The National Academy of Sciences

RESUMO

The catabolic pathway of N-acetylglucosamine (GlcNAc) in Candida albicans is an important facet of its pathogenicity. One of the pathway genes, encoding glucosamine-6-phosphate deaminase (NAG1) is transcriptionally regulated by GlcNAc. Sequence analysis of a 4-kb genomic clone containing NAG1 indicates that this gene is part of a cluster containing two other genes of the GlcNAc catabolic pathway, i.e., DAC1, GlcNAc-6-phosphate deacetylase, and HXK1, hexokinase.
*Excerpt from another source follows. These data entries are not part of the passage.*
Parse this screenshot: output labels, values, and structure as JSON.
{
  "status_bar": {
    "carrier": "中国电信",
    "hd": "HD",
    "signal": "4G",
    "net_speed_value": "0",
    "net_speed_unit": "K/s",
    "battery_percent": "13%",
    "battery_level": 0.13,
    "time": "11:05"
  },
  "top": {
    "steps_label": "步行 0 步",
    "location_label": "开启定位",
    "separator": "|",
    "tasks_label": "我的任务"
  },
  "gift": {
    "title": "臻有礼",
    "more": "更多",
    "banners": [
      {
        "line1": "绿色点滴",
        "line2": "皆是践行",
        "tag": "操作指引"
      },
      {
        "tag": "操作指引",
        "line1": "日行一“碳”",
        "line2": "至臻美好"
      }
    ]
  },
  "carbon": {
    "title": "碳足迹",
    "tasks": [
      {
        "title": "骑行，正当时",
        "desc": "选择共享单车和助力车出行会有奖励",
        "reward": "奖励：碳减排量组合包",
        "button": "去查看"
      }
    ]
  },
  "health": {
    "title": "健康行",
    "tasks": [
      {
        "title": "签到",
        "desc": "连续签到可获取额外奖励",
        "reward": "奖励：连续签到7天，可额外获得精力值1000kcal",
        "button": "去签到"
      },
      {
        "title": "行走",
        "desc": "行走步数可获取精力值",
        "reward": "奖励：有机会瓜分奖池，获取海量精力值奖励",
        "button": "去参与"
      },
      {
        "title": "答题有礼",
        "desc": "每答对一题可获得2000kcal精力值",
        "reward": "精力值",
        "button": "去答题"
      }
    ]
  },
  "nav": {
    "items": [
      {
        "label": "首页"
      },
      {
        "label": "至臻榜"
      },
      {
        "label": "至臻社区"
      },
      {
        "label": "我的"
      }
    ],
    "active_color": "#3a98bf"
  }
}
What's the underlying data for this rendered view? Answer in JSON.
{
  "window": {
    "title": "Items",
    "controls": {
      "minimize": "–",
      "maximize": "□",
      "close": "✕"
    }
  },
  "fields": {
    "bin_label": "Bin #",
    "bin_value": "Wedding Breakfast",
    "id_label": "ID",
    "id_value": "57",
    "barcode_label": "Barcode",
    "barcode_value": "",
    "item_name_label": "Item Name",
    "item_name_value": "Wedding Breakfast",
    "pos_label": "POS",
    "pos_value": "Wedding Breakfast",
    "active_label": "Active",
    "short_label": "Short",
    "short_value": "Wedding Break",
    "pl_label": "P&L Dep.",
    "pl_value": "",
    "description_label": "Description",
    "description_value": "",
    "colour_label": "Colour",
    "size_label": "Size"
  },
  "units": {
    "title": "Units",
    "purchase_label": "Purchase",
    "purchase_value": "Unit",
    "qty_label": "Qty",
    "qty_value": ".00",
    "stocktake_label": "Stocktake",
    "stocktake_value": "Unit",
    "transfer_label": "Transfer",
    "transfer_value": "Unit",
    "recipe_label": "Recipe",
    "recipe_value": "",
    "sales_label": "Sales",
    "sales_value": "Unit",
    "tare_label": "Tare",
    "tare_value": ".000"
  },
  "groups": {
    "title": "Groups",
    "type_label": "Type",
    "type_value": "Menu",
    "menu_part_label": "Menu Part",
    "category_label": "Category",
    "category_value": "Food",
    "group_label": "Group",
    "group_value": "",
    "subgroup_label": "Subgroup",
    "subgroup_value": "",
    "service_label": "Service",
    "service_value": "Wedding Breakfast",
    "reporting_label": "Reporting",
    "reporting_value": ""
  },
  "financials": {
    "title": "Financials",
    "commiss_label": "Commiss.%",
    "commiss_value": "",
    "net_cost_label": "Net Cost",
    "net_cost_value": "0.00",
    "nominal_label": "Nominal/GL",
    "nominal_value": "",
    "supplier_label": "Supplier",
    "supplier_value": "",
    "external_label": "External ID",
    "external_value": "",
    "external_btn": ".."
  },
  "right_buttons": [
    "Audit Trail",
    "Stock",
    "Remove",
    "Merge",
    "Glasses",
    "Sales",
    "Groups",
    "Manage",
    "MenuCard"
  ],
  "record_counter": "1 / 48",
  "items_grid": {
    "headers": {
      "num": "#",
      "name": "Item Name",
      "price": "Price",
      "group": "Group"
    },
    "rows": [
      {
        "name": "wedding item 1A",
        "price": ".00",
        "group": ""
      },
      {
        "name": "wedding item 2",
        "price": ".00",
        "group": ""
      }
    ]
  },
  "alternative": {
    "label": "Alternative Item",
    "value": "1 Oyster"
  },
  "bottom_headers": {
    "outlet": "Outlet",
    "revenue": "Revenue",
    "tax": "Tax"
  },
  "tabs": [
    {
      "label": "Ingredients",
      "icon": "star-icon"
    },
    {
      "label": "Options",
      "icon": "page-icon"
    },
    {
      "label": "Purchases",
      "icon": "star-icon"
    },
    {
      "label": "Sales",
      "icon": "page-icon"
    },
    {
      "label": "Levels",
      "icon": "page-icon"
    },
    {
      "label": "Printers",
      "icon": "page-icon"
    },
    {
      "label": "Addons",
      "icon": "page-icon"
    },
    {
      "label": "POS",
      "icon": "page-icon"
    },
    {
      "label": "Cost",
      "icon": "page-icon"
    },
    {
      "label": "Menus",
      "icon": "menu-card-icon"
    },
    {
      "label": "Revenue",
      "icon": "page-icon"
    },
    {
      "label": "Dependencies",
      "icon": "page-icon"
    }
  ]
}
All three genes are temporally and coordinately induced by GlcNAc suggesting a common regulatory mechanism for these genes. The NAG1 promoter is up-regulated when induced by GlcNAc in C. albicans but not in Saccharomyces cerevisiae. In vivo analysis of the deletion constructs delineated the minimal promoter to −130 bp and mapped two regions at −200 and −400 bp upstream of +1 (ATG) responsible for GlcNAc induction. Gel mobility-shift assays and “footprinting” (DNase protection method) analyses revealed two regions, 5′-GGAGCAAAAAAATGT 3′ (−164 to −150, box A) and 5′-ACGGTGAGTTG 3′ (−291 to −281, box B), that are recognized and bound by at least two inducible activator proteins directing the regulation of gene expression.